'The US government must ensure that all its actions in relation to those in its custody in Afghanistan and Guantánamo Bay comply with international law and standards,' Amnesty International said. 'This is crucial if justice is to be done and seen to be done, and if respect for the rule of law and human rights is not to be undermined.'

The organisation is also renewing its 22 January request for access to the detainees held in Camp X-Ray, as no reply has been received from the US authorities.
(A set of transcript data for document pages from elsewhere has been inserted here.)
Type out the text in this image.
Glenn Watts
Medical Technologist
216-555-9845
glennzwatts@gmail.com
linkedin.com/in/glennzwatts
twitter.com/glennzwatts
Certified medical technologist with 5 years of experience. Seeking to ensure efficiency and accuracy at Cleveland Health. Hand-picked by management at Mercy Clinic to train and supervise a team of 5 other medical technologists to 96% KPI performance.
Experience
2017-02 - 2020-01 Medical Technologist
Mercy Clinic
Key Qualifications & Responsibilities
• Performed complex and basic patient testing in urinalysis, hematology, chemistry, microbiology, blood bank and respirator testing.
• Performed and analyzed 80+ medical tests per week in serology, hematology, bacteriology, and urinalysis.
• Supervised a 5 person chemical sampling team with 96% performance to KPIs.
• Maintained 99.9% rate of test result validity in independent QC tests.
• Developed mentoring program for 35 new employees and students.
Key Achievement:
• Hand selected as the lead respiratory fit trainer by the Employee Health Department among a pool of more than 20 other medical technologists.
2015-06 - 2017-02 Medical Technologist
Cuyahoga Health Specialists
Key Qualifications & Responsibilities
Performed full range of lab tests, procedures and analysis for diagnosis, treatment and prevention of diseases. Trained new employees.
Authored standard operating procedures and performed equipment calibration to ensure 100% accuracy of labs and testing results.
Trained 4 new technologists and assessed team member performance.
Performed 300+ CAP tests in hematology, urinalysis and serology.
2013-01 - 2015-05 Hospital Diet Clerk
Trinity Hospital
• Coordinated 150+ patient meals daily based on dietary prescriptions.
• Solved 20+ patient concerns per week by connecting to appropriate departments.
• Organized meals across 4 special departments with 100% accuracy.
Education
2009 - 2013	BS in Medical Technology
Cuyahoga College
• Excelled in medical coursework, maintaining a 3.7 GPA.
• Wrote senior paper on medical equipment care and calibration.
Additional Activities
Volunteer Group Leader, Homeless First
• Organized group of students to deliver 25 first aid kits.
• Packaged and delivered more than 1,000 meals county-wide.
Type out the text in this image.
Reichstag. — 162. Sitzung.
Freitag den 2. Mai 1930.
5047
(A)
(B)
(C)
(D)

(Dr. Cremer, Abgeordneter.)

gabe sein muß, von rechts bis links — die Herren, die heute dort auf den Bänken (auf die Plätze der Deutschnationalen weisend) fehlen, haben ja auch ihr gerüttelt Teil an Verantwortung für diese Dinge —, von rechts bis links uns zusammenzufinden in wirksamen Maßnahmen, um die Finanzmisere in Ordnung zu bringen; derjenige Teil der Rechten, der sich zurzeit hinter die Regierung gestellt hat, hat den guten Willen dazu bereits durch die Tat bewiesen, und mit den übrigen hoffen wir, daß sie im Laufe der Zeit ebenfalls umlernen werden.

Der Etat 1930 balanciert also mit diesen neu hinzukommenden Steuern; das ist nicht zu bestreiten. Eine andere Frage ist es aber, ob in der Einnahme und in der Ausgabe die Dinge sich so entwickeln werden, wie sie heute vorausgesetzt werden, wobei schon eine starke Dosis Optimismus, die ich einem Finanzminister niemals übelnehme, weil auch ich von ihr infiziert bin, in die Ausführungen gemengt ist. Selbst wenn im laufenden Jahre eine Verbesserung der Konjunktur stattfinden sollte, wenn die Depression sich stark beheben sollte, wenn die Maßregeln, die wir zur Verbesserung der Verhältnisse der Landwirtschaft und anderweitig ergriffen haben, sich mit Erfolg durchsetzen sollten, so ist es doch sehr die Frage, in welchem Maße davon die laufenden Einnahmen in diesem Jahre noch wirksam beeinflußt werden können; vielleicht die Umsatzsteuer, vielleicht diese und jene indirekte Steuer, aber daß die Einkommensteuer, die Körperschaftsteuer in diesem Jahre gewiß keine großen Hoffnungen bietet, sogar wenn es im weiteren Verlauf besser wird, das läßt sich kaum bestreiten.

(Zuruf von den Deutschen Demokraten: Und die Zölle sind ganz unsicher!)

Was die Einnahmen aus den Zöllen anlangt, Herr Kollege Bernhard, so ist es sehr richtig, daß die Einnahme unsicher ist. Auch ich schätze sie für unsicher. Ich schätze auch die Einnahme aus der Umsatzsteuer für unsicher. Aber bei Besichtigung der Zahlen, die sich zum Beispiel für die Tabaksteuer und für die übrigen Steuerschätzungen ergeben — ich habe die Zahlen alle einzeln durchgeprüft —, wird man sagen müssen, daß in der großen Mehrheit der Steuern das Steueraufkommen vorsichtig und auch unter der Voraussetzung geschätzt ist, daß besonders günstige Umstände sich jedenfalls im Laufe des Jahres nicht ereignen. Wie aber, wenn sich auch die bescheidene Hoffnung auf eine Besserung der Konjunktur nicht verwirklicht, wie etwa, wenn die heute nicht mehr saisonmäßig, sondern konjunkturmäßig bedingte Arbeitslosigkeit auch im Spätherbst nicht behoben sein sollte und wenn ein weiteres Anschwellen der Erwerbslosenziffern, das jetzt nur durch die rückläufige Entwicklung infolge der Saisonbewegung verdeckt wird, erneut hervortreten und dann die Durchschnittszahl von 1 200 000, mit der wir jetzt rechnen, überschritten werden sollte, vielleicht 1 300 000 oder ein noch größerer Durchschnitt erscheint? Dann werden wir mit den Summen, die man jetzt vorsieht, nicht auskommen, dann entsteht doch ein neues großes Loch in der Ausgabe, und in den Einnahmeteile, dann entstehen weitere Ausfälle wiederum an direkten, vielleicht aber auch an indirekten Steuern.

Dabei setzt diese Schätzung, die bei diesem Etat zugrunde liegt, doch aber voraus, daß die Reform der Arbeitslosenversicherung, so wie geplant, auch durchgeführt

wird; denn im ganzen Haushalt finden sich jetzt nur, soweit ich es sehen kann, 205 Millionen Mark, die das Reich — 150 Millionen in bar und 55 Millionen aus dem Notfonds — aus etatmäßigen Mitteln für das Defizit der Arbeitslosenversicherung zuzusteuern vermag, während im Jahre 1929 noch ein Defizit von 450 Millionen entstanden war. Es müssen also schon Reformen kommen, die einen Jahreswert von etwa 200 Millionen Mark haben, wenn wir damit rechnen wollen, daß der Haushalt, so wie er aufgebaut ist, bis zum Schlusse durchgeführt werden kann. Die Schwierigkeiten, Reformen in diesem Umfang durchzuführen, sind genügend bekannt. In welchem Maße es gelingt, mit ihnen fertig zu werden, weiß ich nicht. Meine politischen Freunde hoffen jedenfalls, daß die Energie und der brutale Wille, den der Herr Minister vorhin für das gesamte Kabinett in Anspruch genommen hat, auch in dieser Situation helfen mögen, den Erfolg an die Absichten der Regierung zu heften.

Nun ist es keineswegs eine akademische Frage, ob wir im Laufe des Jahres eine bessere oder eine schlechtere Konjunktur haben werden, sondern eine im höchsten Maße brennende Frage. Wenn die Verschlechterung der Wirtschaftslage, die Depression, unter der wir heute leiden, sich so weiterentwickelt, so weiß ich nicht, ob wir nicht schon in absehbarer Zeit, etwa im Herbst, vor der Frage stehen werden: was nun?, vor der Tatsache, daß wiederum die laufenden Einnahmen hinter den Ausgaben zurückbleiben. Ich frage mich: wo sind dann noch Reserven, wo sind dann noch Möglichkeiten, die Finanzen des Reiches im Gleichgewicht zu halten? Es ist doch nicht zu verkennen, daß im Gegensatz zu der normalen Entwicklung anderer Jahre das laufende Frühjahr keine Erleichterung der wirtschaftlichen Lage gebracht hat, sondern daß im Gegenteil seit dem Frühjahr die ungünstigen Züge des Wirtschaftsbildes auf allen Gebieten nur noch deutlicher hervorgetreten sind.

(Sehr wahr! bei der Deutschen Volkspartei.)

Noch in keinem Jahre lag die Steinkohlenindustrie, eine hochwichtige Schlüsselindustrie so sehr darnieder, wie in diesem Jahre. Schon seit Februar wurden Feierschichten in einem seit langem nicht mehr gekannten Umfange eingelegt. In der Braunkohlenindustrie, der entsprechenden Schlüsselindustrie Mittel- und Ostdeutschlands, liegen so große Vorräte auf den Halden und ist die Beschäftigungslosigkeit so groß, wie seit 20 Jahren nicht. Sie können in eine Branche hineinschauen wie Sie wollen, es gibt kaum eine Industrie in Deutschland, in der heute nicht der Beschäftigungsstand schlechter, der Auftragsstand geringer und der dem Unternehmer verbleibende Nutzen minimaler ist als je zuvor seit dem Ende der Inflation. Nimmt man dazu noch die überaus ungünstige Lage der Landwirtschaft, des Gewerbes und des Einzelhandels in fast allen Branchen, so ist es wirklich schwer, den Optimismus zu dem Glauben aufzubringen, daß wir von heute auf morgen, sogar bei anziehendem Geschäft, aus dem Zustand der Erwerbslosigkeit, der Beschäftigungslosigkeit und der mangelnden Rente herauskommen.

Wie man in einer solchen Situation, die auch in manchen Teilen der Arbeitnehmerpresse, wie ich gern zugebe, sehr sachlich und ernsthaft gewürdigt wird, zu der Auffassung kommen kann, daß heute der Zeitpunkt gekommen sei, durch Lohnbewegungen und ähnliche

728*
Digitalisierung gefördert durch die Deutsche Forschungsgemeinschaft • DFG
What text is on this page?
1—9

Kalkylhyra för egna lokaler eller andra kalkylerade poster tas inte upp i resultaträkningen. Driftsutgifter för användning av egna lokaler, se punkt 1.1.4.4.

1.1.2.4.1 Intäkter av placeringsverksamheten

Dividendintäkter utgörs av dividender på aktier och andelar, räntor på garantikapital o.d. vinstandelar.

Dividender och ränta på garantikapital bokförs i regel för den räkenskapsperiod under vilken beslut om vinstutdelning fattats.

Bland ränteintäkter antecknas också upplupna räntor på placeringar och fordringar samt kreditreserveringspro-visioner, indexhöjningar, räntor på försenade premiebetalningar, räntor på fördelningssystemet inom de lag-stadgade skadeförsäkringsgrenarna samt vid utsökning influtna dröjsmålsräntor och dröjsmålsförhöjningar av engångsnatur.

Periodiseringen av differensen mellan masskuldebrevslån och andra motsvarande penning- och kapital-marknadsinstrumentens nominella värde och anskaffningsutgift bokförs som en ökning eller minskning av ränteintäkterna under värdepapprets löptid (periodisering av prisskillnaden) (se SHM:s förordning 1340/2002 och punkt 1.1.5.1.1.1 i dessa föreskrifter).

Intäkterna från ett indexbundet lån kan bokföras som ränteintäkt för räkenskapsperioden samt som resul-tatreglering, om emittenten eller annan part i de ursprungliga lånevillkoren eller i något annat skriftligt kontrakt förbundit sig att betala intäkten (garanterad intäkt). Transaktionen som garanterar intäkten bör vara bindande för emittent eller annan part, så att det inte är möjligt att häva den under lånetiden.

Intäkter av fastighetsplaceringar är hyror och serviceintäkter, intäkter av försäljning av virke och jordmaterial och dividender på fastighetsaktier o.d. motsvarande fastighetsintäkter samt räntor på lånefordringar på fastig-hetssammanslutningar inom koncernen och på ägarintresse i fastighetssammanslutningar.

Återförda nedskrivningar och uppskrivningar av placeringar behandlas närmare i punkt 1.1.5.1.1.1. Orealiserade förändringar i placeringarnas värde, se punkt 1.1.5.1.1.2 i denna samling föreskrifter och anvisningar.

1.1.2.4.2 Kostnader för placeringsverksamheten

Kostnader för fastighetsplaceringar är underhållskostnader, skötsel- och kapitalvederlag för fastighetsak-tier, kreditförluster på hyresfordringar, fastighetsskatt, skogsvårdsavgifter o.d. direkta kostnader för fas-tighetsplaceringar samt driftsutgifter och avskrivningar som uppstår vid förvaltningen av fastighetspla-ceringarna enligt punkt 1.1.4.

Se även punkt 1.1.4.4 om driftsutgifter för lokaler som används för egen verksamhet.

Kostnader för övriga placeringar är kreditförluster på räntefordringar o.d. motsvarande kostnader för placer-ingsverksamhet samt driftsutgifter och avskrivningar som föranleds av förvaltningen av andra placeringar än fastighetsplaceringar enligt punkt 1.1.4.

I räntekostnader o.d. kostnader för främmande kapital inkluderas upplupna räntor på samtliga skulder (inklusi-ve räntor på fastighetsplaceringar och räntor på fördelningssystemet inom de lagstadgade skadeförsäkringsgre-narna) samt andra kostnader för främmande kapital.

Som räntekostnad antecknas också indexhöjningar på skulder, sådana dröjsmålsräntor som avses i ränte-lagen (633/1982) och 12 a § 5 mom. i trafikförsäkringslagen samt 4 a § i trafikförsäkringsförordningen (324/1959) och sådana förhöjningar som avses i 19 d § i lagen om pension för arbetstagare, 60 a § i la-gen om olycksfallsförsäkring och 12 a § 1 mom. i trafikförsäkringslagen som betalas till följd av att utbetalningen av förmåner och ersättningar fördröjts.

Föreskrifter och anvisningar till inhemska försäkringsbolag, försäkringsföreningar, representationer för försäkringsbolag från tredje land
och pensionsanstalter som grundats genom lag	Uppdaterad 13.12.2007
Amnesty International's Memorandum accuses the USA of denying or threatening to deny the internationally recognised rights of people taken into its custody in Afghanistan and elsewhere - some 300 of whom have been transferred to Camp X-Ray - in particular by:

- transferring and holding people in conditions that may amount to cruel, inhuman or degrading treatment, and that violate other minimum standards relating to detention;

- refusing to grant people in its custody access to legal counsel, despite ongoing interrogations which may lead to prosecutions;

- refusing to grant detainees access to courts to challenge the lawfulness of their detention;

- refusing to disclose full information about the circumstances of many of the arrests, including whether they occurred in Afghanistan, Pakistan, or elsewhere;

- undermining human rights protections in cases of people taken into custody outside Afghanistan and transferred to Camp X-Ray and elsewhere, including six Algerian nationals seized in Bosnia in apparent violation of Bosnian and international law;

- undermining the presumption of innocence through a pattern of public commentary on the presumed guilt of the Camp X-Ray detainees;

- threatening to apply an unfair justice system, in selecting foreign nationals for trial before military commissions lacking clear independence from the executive and with the power to hand down death sentences without the right of appeal to an independent, impartial court;

- raising the prospect of indefinite detention without charge or trial, or continued detention after acquittal by military commission, or repatriation threatening the principle of non-refoulement;

- failing to show that it conducted an impartial and thorough investigation into allegations of human rights violations against Afghan villagers detained by US soldiers in Afghanistan.

The US government has refused to grant any of the detainees in Afghanistan or Guantánamo Bay prisoner of war status, or to bring any disputed cases before a competent tribunal as required under the Geneva Conventions.

'The USA's 'pick and choose' approach to the Geneva Conventions is unacceptable, as is its failure to respect fundamental international human rights standards,' Amnesty International said.